Kin Cheung  /  AP
Michael Eisner, Disney Chairman and CEO of the Walt Disney Company and his wife Jane pose with Disney characters Mickey Mouse and Minnie Mouse on their arrival at the Hollywood Hotel during a red carpet welcome ceremony at Hong Kong Disneyland earlier this month.
updated 9/30/2005 6:08:31 PM ET 2005-09-30T22:08:31

Michael Eisner's credited with many of the greatest achievements in the history of entertainment. Why is no one applauding?

Pride Rock is the mythical precipice from which the Lion King peers down on his subjects. For Michael Eisner, long-reigning chief of Walt Disney Co. — creator of the feline franchise and many others in his two decades at the top — the time has come to swallow his pride and come down from the mountain.

Nudged to retire before he was ready to leave, Eisner, 63, recently landed in Hong Kong for one of his last official acts. He had his key supporters at his side — his wife of 38 years, one of his three sons, his sister and his best friend from childhood — all there as he capped off 21 years as Disney's chief executive. Two weeks before his resignation became official on Oct. 1, he cut the ribbon and unveiled the company's 11th theme park, Hong Kong Disneyland, opening a gateway to China and vast growth in the years ahead.

"I like the timing of this," he said at ceremonies with representatives of the Hong Kong government, Disney's partner in the $4 billion project. "I made sure my tenure did not end until Hong Kong Disneyland opened and several other things were wrapped up. I'm so pleased with the way it has all come out."

But this ending is bittersweet. The past six years have been tumultuous and difficult with Disney's stock dropping 3.7 percent per year compared with an annual drop of 1.5 percent for the Dow Index. He leaves at least a year earlier than planned, after weathering criticism from the late founder's nephew and being pressured out of the chairman's title by his own handpicked board. Along the way Eisner, a favorite villain for critics of out-of-control compensation, came to be seen as arrogant and imperious, cruising for a comeuppance in this post-Enron era of the diminished corporate chieftain. And now, it seems, his foes have won.

Yet Michael Eisner has ample reason to gloat. As he plots his next move, he looks at what his pal Barry Diller has built at InterActive Corp. and at what Terry Semel is doing at Yahoo and mulls a new entertainment venture. "I'm not going fishing, I'm not playing golf. I'm rejuvenated," he says."I want to get in there before it's too late."

He starts with $750 million in personal net worth (he would need $900 million to make it into The Forbes 400 ). He is one of Disney's two largest individual shareholders (14 million shares) and remains on the board for now. Backers are clamoring to go into business with him, ignoring petty Hollywood quarrels to focus on Eisner's admittedly stellar record. In 21 years his returns rival those of heralded chief executive Jack Welch at General Electric.

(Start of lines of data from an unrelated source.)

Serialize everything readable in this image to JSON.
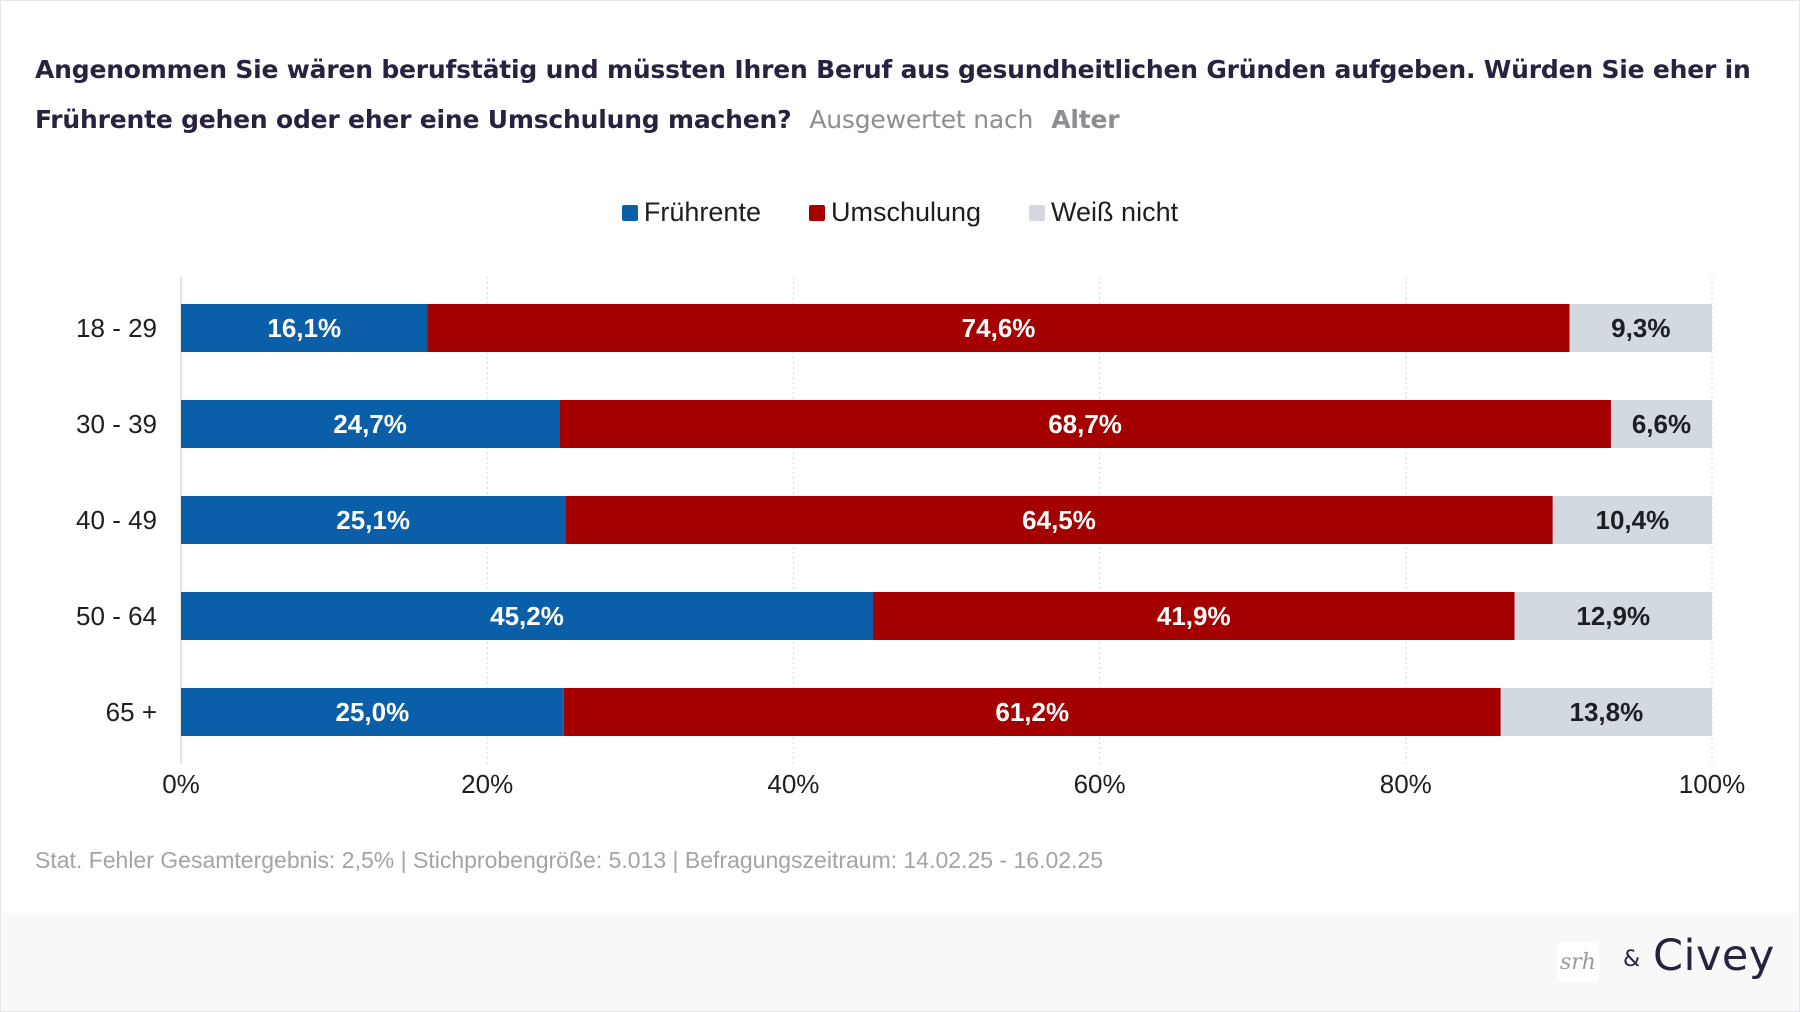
{
  "header": {
    "question": "Angenommen Sie wären berufstätig und müssten Ihren Beruf aus gesundheitlichen Gründen aufgeben. Würden Sie eher in Frührente gehen oder eher eine Umschulung machen?",
    "evaluated_by_label": "Ausgewertet nach",
    "dimension": "Alter"
  },
  "colors": {
    "fruehrente": "#0b5fa9",
    "umschulung": "#a50000",
    "weiss_nicht": "#d2d9e0",
    "title": "#2a2141",
    "muted": "#8d8d94"
  },
  "chart_data": {
    "type": "bar",
    "orientation": "horizontal",
    "stacked": true,
    "categories": [
      "18 - 29",
      "30 - 39",
      "40 - 49",
      "50 - 64",
      "65 +"
    ],
    "series": [
      {
        "name": "Frührente",
        "values": [
          16.1,
          24.7,
          25.1,
          45.2,
          25.0
        ],
        "labels": [
          "16,1%",
          "24,7%",
          "25,1%",
          "45,2%",
          "25,0%"
        ]
      },
      {
        "name": "Umschulung",
        "values": [
          74.6,
          68.7,
          64.5,
          41.9,
          61.2
        ],
        "labels": [
          "74,6%",
          "68,7%",
          "64,5%",
          "41,9%",
          "61,2%"
        ]
      },
      {
        "name": "Weiß nicht",
        "values": [
          9.3,
          6.6,
          10.4,
          12.9,
          13.8
        ],
        "labels": [
          "9,3%",
          "6,6%",
          "10,4%",
          "12,9%",
          "13,8%"
        ]
      }
    ],
    "xlim": [
      0,
      100
    ],
    "xticks": [
      "0%",
      "20%",
      "40%",
      "60%",
      "80%",
      "100%"
    ],
    "grid": true,
    "legend_position": "top-center"
  },
  "footnote": "Stat. Fehler Gesamtergebnis: 2,5% | Stichprobengröße: 5.013 | Befragungszeitraum: 14.02.25 - 16.02.25",
  "branding": {
    "partner_logo_text": "srh",
    "ampersand": "&",
    "civey_logo": "Civey"
  }
}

Unlike Welch, however, Eisner exits without much applause. He is more reflective lately (see Eisner's Exit Interview). In an exclusive interview he talks of trying to stay "above the noise" of his detractors to focus on the creative details. "When you become the issue, the board should analyze whether they have the right CEO in place," he says. "And if they do, the board should also stay above the noise."

He worries about the ever-shorter tenure of chief executives and the widespread second-guessing they face. "I'm hopeful the country will come back to a position where leaders can lead."

In 1984 he arrived at Disney, a fabled but faltering company that was sleeping beautifully, 18 years after the death of its founder. He had been recruited by Roy Disney — the same man who just spent two years trying to fire him. Eisner used uncanny creative instincts to turn the company around. He vastly expanded theme parks, built up live-action film and revived animation, mining old releases like "Cinderella" for new videocassette riches (and later for DVD sales). In 1996 he added ABC, TV stations and the ESPN cable channel in the $19 billion acquisition of Capital Cities/ABC; today ESPN itself is worth almost twice that.

In 21 years Eisner returned great wealth for shareholders (and himself). Disney's stock price rose at a compounded annual increase of 15 percent (versus 14 percent at GE and 11 percent at Sony). Eisner delivered 27 percent annual growth in earnings per share (GE: 11 percent; Sony: 1 percent — and at Rupert Murdoch's News Corp. net rose 4 percent a year).